Virtualization vs Containerization

There is a huge number of new technologies appearing in the IT sphere, which may seem close in meaning, although completely different. Therefore, sometimes it is difficult to understand how a particular technology works. For example, this is the case with containerization and virtualization. These technologies seem to have something in common, yet they are completely different.

Virtualization and containerization are two approaches to managing and isolating applications and computer capacities. Both are effective and popular but differ in methods and levels of isolation. In this article, we will describe each technology in detail.

What is virtualization

Virtualization is a technology that can be used to create virtual versions of physical resources. There are several types of virtualization. For example, server, application, and desktop virtualization. Virtualization is not possible without a hypervisor – a software solution that allows you to run multiple virtual machines (VMs) simultaneously. With a hypervisor, operating systems run in parallel, accessing the same server resources and without affecting each other. This software manages and shares processing power, memory, and other resources, allocating the right capacity to each virtual machine.

Each virtual machine works independently, as a real physical computer with its dedicated resources. Therefore, virtualization requires high performance of physical hardware to properly emulate the operating system environment in the VM.

Each virtual machine can be visualized as a folder of data. You can rearrange these folders, add new files to them, and so on. Software and even the operating system may be updated without involving the end user.

Pros and cons of virtualization

Let's find out the pros and cons of virtualization.


  • Isolation. Virtual machines are isolated from each other. A failure of one VM does not affect the operation of the others. This ensures the security and reliability of the virtual infrastructure.
  • Flexibility. Virtual resources are easy to manage and scale. VMs can be quickly moved from one physical server to another, which increases flexibility in resource management.
  • Manageability. With a hypervisor, you can easily manage the allocation of resources to each VM, striking the right balance between performance and efficiency.
  • Optimization. Multiple VMs can run on a single physical server. This allows for more efficient use of resources and reduces hardware costs.
  • Maintenance. You can update and change virtual machines centrally in a few clicks. This saves time and man hours.


  • High costs. Virtualization requires more productive and therefore expensive physical hardware
  • Management complexity. Only a person with a technical background can understand the principles of virtualization platform operation, hypervisors, balancers, and other tools.
  • Migration delays. Moving virtual machines between different physical servers (hosts) can take more time and cause business interruption.
  • Reduced performance. With virtualization, there is no way to use 100% of the available hardware. The performance will be slightly lower.
  • Hypervisor dependency. Since VMs run under this software, its failure can cause problems with virtual machines.

What is containerization?

Containerization technology

Containerization is a technology for isolating applications and their dependencies by packaging them into a single execution environment, a container. To run a containerization platform, you use a shared operating system kernel. Even a virtual operating system is suitable.
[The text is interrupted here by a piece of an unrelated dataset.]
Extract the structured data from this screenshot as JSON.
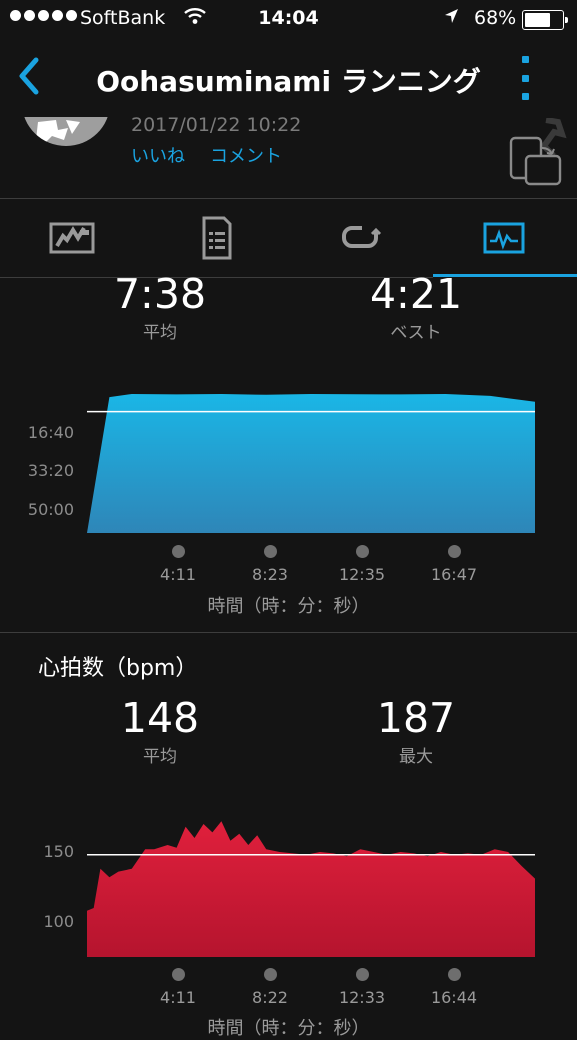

Containers share resources: processor, memory, file system. However, each container is isolated from the others and does not require additional emulation of the operating system. The most common containerization platform is Docker. A large number of containers are managed using Kubernetes.

Like virtual machines, containers are easily migrated between servers. They share the host OS kernel with other containers, and the shared part is read-only. Containers are therefore lightweight and can be created as many times as needed on a single server or VM with a single operating system. Inside the container is a customized environment for deploying the application.

Pros and cons of containerization


  • Lightweight. Containers consume less resources than virtual machines and start up quickly.
  • Isolation. Containers provide a highly isolated environment that enhances application security and stability.
  • Portability. Containers are easily portable between different environments, making development and deployment easier.
  • Scalability. Containers can be easily scaled to meet growing workloads.
  • Manageability. Create and delete a container, and make a template for testing - all procedures are easy to perform.


  • Limitations. All containers on the same host require the same OS to run, potentially limiting portability.
  • Less isolation. Containers are not as much isolated as VMs.
  • Vulnerability. Since containers share the same OS, a vulnerability in the OS kernel poses risks to containers as well.
  • Complexity. The technology continues to evolve, and diving into it requires technical expertise. Setting up networks for container-host interaction also requires experience.

So, if you look at the pros and cons of both technologies, you can see how containerization differs from virtualization.

containers vs virtual machines

Isolation level. Virtualization offers a higher level of isolation because each virtual machine has its own operating system kernel. Containerization uses a common kernel, offering less isolation between containers.

Resources. Virtualization requires more resources because each VM has its own operating system. In containers, resources are shared more efficiently between applications.

Startup and shutdown. Containers are faster to start and shut down than virtual machines and are easier to delete, create, and clone.